Abstract:I will discuss aspects of my doctoral dissertation and current research that use semantic techniques to improve retrieval relevance. Already, some information retrieval systems employ word-relationship structures known as ontologies that are generally unseen by users. Ontologies serve to widen relevant results to make retrieval "smart." My research offers a novel layout for an input screen that could enhance the ontologies' indexing value.
Retrieval algorithms measuring the degree of result relevance are standard, as are result display lists that impart little of those relevance measurements. I will give an example of one of our algorithms for result retrieval and offer an alternative model of result display that would give users more knowledge about which results are likely to be worth a click, ultimately saving time.

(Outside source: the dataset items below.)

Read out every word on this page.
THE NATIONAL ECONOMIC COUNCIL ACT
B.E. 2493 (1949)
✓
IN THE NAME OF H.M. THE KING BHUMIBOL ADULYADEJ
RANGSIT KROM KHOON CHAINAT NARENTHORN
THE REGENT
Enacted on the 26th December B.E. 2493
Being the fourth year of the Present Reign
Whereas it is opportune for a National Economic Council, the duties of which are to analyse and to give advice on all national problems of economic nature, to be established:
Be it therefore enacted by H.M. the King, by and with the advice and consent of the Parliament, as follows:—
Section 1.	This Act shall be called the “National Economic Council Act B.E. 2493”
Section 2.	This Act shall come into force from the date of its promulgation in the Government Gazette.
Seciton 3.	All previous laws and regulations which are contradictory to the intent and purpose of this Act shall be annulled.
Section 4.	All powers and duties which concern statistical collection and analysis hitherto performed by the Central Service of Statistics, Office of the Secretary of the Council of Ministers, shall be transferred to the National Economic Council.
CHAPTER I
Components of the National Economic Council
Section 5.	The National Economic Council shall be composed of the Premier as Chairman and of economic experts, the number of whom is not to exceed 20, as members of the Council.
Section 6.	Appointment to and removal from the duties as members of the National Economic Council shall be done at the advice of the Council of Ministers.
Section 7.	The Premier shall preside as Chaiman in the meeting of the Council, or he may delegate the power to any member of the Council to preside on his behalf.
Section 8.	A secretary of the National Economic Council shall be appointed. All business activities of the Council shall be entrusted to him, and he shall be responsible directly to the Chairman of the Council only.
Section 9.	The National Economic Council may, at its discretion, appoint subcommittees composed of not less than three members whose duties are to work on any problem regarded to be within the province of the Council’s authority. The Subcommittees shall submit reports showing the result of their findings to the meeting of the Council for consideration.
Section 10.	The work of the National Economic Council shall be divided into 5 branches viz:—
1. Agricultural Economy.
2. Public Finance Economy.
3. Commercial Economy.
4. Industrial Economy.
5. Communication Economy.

Confidence in our methods has brought about collaboration with the e-science project GEON (Geosciences Network). We are excited about working with GEON because the future of library science will probably encompass storage and access to actual data as well as the records describing physical data that our catalogs historically have contained.
Bio: Judith Gelernter is a postdoctoral fellow at Carnegie Mellon University. She is working on an evaluation of the pilot collection for Qatar Heritage Digital Library. She is doing research in the Language Technologies Institute on metadata generation and information retrieval on journal articles, and the prototype will be absorbed in the GEON project (www.geongrid.org) as a beta test site.
Her current project in the Human Computer Interaction Institute is to design an interface to enhance joint exploration of an area. She received her PhD in information science in May 2008 from Rutgers University.